How to Rehearse with Teleprompter/Autocue for a conference
What’s the difference between reading a paper script to an audience, and reading it off Autocue?
Not a lot, except with Autocue the audience can see the glazed eyes instead of the bald patch.
Let’s be clear – using Autocue with glass panels or monitors doesn’t do away with need for rehearsal and preparation. Teleprompt is like having notes on cards -you just glance occasionally to keep on track. So to be a good presenter, and use it effectively here’s what to do.
Read the script several times out loud – if you’ve written it yourself you’ve got a head start, but reading it aloud shows up the weaknesses, tangled sentences, and frankly even the bits where you bore yourself!
Divide it into sections making sure you know what the point is of each section.
Decide what your attitude is in each paragraph – for example, are you being positive and enthusiastic, critical and full of foreboding, or fairly neutral with non contentious material. You may well find other attitudes depending on the nature of your speech.
This will give variety in the way you present, and break it up in your mind (this incidentally makes it more interesting to present too). Your job is to lead the audience through those breaks, but your changes of pace, body language, tone of voice, facial expression etc. will give a lot of clues.
To make it look good on Teleprompt load the text in (download the free software below for rehearsal). With a fairly large font stand back from the screen(s) and see how much of the text you can deliver looking to one side or the other of the screen(s). Just come back to the screen(s) when you need to.
Try to read ahead so you get a good look away from the screen(s)
At first it’s quite hard, but the more familiar you become with it, the easier it gets. Stock phrases or information you know, will be easier to deliver without looking at the screen.
Think of the screen(s) purely as reference notes. If you find you’ve slightly departed from the printed text, see if you can seamlessly get yourself back on track without panicking or stumbling over the words.

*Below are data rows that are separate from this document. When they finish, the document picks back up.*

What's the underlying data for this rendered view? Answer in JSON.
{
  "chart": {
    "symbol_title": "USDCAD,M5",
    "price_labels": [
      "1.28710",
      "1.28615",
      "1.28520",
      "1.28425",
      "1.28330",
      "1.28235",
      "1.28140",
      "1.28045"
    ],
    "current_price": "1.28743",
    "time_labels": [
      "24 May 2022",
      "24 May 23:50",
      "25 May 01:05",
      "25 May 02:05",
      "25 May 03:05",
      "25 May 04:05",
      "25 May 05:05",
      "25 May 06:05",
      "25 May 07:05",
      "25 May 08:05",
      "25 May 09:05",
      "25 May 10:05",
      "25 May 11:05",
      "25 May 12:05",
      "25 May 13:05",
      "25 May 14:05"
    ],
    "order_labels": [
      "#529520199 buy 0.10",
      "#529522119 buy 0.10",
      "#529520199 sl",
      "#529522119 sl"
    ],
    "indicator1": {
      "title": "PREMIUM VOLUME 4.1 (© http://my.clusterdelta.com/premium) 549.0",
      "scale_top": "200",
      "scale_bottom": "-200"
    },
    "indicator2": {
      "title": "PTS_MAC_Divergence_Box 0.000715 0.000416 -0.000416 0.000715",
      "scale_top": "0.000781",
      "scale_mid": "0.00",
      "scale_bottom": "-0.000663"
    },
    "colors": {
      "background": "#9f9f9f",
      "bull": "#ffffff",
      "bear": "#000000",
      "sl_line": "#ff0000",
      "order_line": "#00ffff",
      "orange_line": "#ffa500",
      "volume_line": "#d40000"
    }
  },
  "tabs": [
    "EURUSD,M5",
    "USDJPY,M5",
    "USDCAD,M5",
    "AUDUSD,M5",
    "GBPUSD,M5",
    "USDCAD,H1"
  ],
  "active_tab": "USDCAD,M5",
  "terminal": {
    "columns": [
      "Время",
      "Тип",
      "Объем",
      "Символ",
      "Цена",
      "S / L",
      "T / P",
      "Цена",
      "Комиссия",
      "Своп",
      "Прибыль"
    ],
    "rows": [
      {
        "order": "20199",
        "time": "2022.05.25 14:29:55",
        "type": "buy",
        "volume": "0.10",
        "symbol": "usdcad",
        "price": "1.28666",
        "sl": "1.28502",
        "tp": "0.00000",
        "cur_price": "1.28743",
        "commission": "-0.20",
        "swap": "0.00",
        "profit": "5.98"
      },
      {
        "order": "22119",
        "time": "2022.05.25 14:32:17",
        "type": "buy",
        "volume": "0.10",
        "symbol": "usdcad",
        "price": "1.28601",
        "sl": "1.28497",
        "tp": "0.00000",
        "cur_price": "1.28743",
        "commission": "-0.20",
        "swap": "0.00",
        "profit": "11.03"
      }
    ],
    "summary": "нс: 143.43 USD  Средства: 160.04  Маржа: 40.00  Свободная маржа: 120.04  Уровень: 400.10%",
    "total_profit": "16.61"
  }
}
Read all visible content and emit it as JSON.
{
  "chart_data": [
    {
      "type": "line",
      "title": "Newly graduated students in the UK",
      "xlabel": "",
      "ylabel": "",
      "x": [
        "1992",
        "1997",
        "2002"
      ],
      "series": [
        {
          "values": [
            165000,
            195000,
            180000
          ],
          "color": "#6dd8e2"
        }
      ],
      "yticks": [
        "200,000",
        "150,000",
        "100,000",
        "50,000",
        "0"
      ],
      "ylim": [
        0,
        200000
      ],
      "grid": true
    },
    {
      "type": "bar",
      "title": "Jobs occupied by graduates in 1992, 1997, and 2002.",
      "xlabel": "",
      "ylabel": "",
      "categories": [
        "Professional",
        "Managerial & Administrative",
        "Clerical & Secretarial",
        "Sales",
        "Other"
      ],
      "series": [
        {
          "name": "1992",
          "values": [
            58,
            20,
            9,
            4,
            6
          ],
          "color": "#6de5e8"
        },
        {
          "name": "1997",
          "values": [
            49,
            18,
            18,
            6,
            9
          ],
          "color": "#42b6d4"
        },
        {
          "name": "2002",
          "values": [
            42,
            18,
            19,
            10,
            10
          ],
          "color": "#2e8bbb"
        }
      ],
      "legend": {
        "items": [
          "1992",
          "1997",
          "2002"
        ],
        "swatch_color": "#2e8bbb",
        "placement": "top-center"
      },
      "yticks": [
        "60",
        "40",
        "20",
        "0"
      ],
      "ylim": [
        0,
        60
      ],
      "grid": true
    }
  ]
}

If you get a chance to rehearse with full Autocue and two screens, concentrate on talking to the whole auditorium, again just glancing at the panels for reference. This way you will have much more contact when there is an audience there. The same applies if you can freely move about the stage, and monitors are rigged at the side and rear of the auditorium. Many people will not realise you are using any from of prompt at all. Your presentation will be more interesting, have more impact, and make all that rehearsal worthwhile.